L’empreinte carbone XXL de l’industrie hydrogène
Avant qu’il ne soit considéré comme une option énergétique viable par l’opinion publique et les décideurs politiques, l’hydrogène était surtout connu comme réactif dans le raffinage pétrolier ou dans la production d’ammoniac et de méthanol.
Aujourd’hui encore, la quasi-totalité de l’hydrogène disponible sur le marché, soit presque 95 millions de tonnes, se destine à ces applications, tandis que l’utilisation de l’hydrogène à des fins énergétiques demeure marginale.
L’une des contraintes majeures de l’hydrogène est qu’il n’est pas naturellement présent en quantités significatives sur Terre, excepté dans quelques rares gisements géologiques. Cela signifie que l’hydrogène doit être produit avant de pouvoir être utilisé.
Aujourd’hui, sa synthèse repose presque exclusivement sur des intrants fossiles et nécessite de grandes quantités d’énergies non renouvelables. À l’heure actuelle, la molécule est obtenue soit par vaporeformage du gaz naturel, soit par gazéification du charbon ou bien par vapocraquage des hydrocarbures pétroliers.
Ces méthodes de production, qui sont les options industrielles les plus efficaces et rentables, reposent toutes sur des matières premières fossiles carbonées. La production d’hydrogène à partir d’eau, quoique très médiatisée, reste encore rare à un stade industriel.
Quelle que soit la méthode de production industrielle actuellement utilisée, des émissions substantielles de dioxyde de carbone (CO2) sont générées sans être atténuées, auxquelles s’ajoutent des émissions fugitives de méthane substantielles sur l’ensemble de la chaîne d’exploitation de certaines ressources fossiles. En 2022, elles dépassaient le milliard de tonnes, conférant à la chaîne de production de l’hydrogène l’une des plus grandes empreintes carbone de toute l’industrie manufacturière.
De Jules Verne à Jeremy Rifkin, le mythe de l’hydrogène propre
Compte tenu de ce bilan carbone alarmant, il est donc paradoxal de constater qu’une molécule au départ utilisée comme réactif chimique artificiel soit désormais vantée comme une énergie propre dans un monde en quête de solutions au réchauffement climatique.

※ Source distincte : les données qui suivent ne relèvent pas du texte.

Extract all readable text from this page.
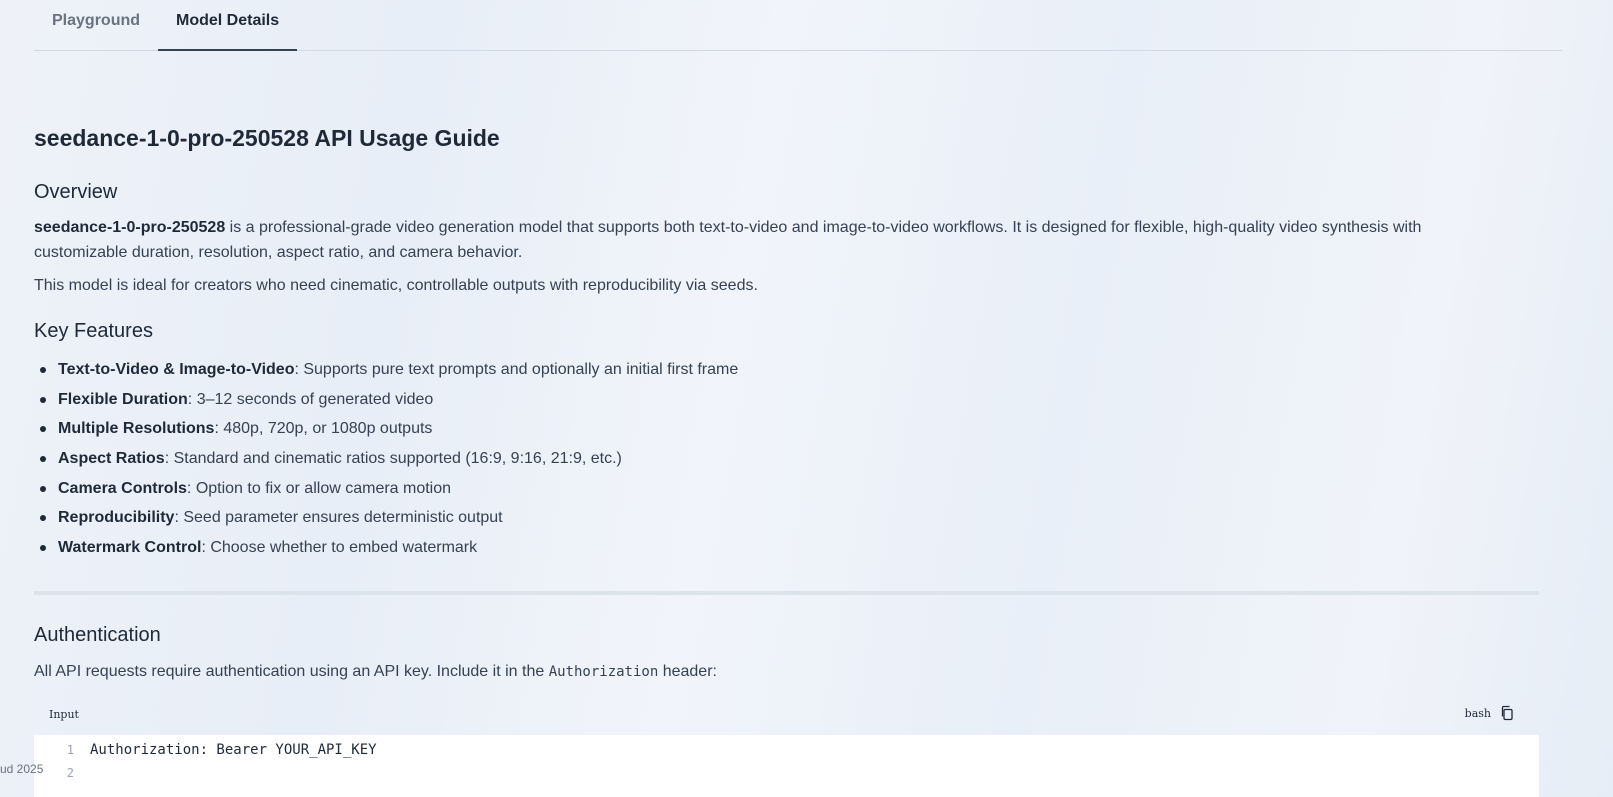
Playground	Model Details
seedance-1-0-pro-250528 API Usage Guide
Overview

seedance-1-0-pro-250528 is a professional-grade video generation model that supports both text-to-video and image-to-video workflows. It is designed for flexible, high-quality video synthesis with customizable duration, resolution, aspect ratio, and camera behavior.

This model is ideal for creators who need cinematic, controllable outputs with reproducibility via seeds.

Key Features
Text-to-Video & Image-to-Video: Supports pure text prompts and optionally an initial first frame
Flexible Duration: 3–12 seconds of generated video
Multiple Resolutions: 480p, 720p, or 1080p outputs
Aspect Ratios: Standard and cinematic ratios supported (16:9, 9:16, 21:9, etc.)
Camera Controls: Option to fix or allow camera motion
Reproducibility: Seed parameter ensures deterministic output
Watermark Control: Choose whether to embed watermark
Authentication

All API requests require authentication using an API key. Include it in the Authorization header:

Input	bash
1 Authorization: Bearer YOUR_API_KEY
2
ud 2025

Pour comprendre cette nouvelle perspective, il est crucial de remonter à ses origines, qui se trouvent davantage chez les écrivains et les économistes que chez les scientifiques.
Jules Verne imaginait déjà l’hydrogène comme la future énergie de l’humanité, destinée à remplacer le charbon.
Plus récemment, l’essayiste Jeremy Rifkin a prophétisé que cette molécule deviendrait une ressource énergétique illimitée pour les nations confrontées aux pénuries de pétrole. Rifkin estimait même que l’hydrogène, rendu accessible par un réseau mondial de distribution, pourrait initier une révolution économique. Vu de la sorte, l’hydrogène serait la promesse d’un infini énergétique pour nos sociétés qui se heurtent à la finitude des ressources qui les nourrissent.
Divers arguments tout à fait justifiables soutiennent cet engouement croissant pour l’hydrogène.
Tout d’abord, il serait concevable de produire la molécule de manière moins polluante grâce à l’électrolyse de l’eau, un procédé qui décompose l’eau en hydrogène et en oxygène à l’aide d’un courant électrique. L’abondance de l’eau sur notre planète rendrait l’hydrogène pratiquement inépuisable.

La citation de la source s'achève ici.